The suspicion over Ambassador Jang’s involvement in the fund emerged immediately after the suspension of redemption, as it was difficult to rationalize the process that a state-run bank sold a fund managed by a fledgling asset management firm, thanks to which the total funding amount exponentially grew. The news about the investment of Ambassador Jang and former chief of policy Kim is fueling suspicions over preferential treatment for Jang and Kim―that their losses might have been compensated by someone in upper level.

Ambassador Jang and former chief of policy Kim announced a statement on Wednesday to the effect that they had not broken the law, and they again released a statement on Thursdday, arguing that they had neither applied for nor received redemption amount. Their explanation, however, does not remove doubts, mainly because, unlike other individual investors, whose money is locked-up until maturity date, Jang and Kim held open-end funds that allows free deposits and withdrawals. Whether they knew in advance the suspension of redemption and whether they received preferential treatment with regard to profits are critical questions, yet the answer has been submerged for 34 months. People cannot naively believe in the words of the very people who are the subject of suspicion.
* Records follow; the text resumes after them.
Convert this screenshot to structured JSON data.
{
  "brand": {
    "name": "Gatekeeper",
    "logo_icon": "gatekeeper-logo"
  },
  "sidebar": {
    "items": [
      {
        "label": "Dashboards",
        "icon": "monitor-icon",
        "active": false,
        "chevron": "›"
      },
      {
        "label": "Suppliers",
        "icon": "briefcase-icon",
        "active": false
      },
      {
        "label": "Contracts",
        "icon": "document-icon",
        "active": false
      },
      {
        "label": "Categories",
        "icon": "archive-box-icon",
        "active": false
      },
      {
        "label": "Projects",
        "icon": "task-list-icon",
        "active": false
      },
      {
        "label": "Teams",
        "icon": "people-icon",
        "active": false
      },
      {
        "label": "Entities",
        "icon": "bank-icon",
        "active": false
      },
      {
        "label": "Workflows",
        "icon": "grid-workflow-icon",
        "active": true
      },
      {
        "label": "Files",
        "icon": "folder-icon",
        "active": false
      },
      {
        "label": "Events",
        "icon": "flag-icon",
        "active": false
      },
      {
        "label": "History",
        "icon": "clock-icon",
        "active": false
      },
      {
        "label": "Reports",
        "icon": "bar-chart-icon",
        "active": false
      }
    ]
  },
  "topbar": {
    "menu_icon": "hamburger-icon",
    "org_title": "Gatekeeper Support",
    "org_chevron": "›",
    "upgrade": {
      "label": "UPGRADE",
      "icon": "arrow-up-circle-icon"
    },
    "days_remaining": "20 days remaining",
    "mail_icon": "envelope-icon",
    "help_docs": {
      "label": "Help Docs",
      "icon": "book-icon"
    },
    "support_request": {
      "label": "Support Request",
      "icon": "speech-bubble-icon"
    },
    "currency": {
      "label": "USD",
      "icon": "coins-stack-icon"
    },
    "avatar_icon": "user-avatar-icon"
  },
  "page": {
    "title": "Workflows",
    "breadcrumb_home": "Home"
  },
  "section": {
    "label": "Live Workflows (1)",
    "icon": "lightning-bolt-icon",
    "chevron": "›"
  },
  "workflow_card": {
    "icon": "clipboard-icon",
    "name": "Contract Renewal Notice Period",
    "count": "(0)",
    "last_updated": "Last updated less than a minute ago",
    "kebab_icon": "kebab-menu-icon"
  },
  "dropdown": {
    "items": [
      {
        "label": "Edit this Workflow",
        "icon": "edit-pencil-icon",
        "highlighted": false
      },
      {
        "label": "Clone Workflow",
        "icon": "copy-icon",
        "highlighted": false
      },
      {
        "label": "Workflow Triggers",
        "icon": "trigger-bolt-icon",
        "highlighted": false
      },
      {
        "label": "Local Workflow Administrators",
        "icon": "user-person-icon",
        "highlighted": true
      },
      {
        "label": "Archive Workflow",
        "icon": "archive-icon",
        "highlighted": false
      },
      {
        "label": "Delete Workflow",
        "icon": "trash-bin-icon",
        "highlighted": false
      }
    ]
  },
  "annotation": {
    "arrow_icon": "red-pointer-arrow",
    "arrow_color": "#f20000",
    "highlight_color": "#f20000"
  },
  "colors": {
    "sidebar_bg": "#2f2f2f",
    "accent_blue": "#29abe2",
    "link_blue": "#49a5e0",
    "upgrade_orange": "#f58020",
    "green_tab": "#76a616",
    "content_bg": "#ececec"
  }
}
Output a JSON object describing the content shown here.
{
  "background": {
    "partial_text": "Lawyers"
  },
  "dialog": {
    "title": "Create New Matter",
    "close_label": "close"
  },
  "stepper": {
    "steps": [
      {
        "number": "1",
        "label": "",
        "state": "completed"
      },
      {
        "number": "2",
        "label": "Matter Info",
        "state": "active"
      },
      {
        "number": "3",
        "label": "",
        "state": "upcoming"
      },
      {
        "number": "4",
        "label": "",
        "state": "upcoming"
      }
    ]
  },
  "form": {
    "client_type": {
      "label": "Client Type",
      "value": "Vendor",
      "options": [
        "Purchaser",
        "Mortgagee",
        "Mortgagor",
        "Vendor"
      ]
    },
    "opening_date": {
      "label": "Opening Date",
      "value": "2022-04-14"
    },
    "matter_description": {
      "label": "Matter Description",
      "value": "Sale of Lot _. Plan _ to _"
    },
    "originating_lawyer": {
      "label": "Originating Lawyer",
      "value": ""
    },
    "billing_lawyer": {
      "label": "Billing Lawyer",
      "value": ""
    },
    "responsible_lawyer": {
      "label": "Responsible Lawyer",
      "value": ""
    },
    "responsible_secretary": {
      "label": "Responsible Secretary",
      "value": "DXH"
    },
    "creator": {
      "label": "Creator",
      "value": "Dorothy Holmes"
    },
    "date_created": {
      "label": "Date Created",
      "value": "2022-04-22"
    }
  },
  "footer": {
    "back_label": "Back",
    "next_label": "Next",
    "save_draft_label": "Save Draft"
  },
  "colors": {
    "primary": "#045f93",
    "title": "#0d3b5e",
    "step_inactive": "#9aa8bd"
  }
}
In May 2021, the Financial Supervisory Service advised the IBK to compensate from 40 to 80% of the Discovery Fund losses. However, if this fund was fraud in the first place, no investor would accept this partial compensation measure. Most importantly, the detailed account of what has happened since these big shots invested a large sum of money in the fund has to be revealed. Otherwise, this case would not stop as the mis-selling of the fund, but it may develop into the administration’s moral scandal.